A minha irmã, Maria Augusta, morreu com 14 anos. Tenho uma vaga memória desses dias, mas acredito que a minha mãe deve ter sofrido muito. Naquele tempo parece que a morte era uma coisa mais natural, convivia-se mais de perto com ela. Morria-se em casa, aceitava-se o facto como um desígnio da Providência.
Naquele tempo, a pouca assistência médica, a pouca higiene, a má alimentação, tudo contribuía para apressar o fim. Eu lá escapei, mas também me lembro de ter sido visto pelo médico, deitado ao canto da sala, do lado direito, numas mantas estendidas. Eram as tais febres intestinais do tempo estival. E com uma doença denominada pneumónica, em 1918, ainda me lembro de morrer tanta gente, famílias quase completas, tinha eu na altura seis anos.
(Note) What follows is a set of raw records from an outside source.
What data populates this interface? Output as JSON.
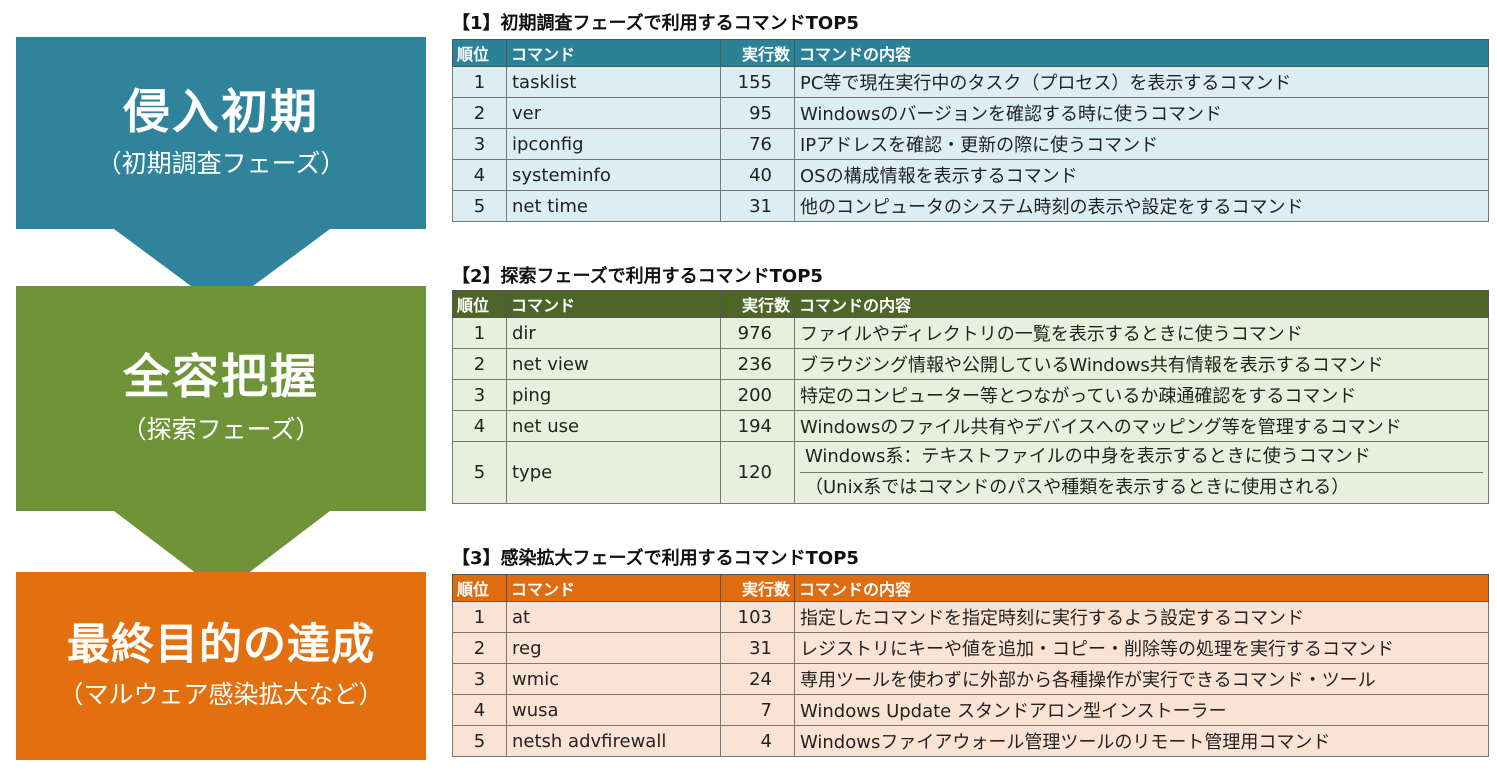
{
  "phases": [
    {
      "title": "侵入初期",
      "subtitle": "（初期調査フェーズ）",
      "color": "#2f849b"
    },
    {
      "title": "全容把握",
      "subtitle": "（探索フェーズ）",
      "color": "#6f9337"
    },
    {
      "title": "最終目的の達成",
      "subtitle": "（マルウェア感染拡大など）",
      "color": "#e3700f"
    }
  ],
  "headers": {
    "rank": "順位",
    "command": "コマンド",
    "count": "実行数",
    "desc": "コマンドの内容"
  },
  "sections": [
    {
      "title": "【1】初期調査フェーズで利用するコマンドTOP5",
      "rows": [
        {
          "rank": "1",
          "command": "tasklist",
          "count": "155",
          "desc": "PC等で現在実行中のタスク（プロセス）を表示するコマンド"
        },
        {
          "rank": "2",
          "command": "ver",
          "count": "95",
          "desc": "Windowsのバージョンを確認する時に使うコマンド"
        },
        {
          "rank": "3",
          "command": "ipconfig",
          "count": "76",
          "desc": "IPアドレスを確認・更新の際に使うコマンド"
        },
        {
          "rank": "4",
          "command": "systeminfo",
          "count": "40",
          "desc": "OSの構成情報を表示するコマンド"
        },
        {
          "rank": "5",
          "command": "net time",
          "count": "31",
          "desc": "他のコンピュータのシステム時刻の表示や設定をするコマンド"
        }
      ]
    },
    {
      "title": "【2】探索フェーズで利用するコマンドTOP5",
      "rows": [
        {
          "rank": "1",
          "command": "dir",
          "count": "976",
          "desc": "ファイルやディレクトリの一覧を表示するときに使うコマンド"
        },
        {
          "rank": "2",
          "command": "net view",
          "count": "236",
          "desc": "ブラウジング情報や公開しているWindows共有情報を表示するコマンド"
        },
        {
          "rank": "3",
          "command": "ping",
          "count": "200",
          "desc": "特定のコンピューター等とつながっているか疎通確認をするコマンド"
        },
        {
          "rank": "4",
          "command": "net use",
          "count": "194",
          "desc": "Windowsのファイル共有やデバイスへのマッピング等を管理するコマンド"
        },
        {
          "rank": "5",
          "command": "type",
          "count": "120",
          "desc": "Windows系：テキストファイルの中身を表示するときに使うコマンド",
          "desc2": "（Unix系ではコマンドのパスや種類を表示するときに使用される）"
        }
      ]
    },
    {
      "title": "【3】感染拡大フェーズで利用するコマンドTOP5",
      "rows": [
        {
          "rank": "1",
          "command": "at",
          "count": "103",
          "desc": "指定したコマンドを指定時刻に実行するよう設定するコマンド"
        },
        {
          "rank": "2",
          "command": "reg",
          "count": "31",
          "desc": "レジストリにキーや値を追加・コピー・削除等の処理を実行するコマンド"
        },
        {
          "rank": "3",
          "command": "wmic",
          "count": "24",
          "desc": "専用ツールを使わずに外部から各種操作が実行できるコマンド・ツール"
        },
        {
          "rank": "4",
          "command": "wusa",
          "count": "7",
          "desc": "Windows Update スタンドアロン型インストーラー"
        },
        {
          "rank": "5",
          "command": "netsh advfirewall",
          "count": "4",
          "desc": "Windowsファイアウォール管理ツールのリモート管理用コマンド"
        }
      ]
    }
  ]
}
Naquele tempo, no Verão, sobretudo no mês de Agosto, era uma "limpeza". Até se dizia quando morria um anjinho: "Coitadinho, agostou-se". Recordo-me de ver morrer o Davide: pediu água à mãe dele, e foi a última que bebeu.
E, com uma diferença de 17 anos do António e uma diferença de 10 do José, nascia o nosso irmão Luís . Isto aconteceu depois de o nosso pai ter vindo da Argentina a última vez. A minha mãe tinha mais de 45 anos, e na aldeia toda a gente ficou espantada com o nascimento deste filho serôdio.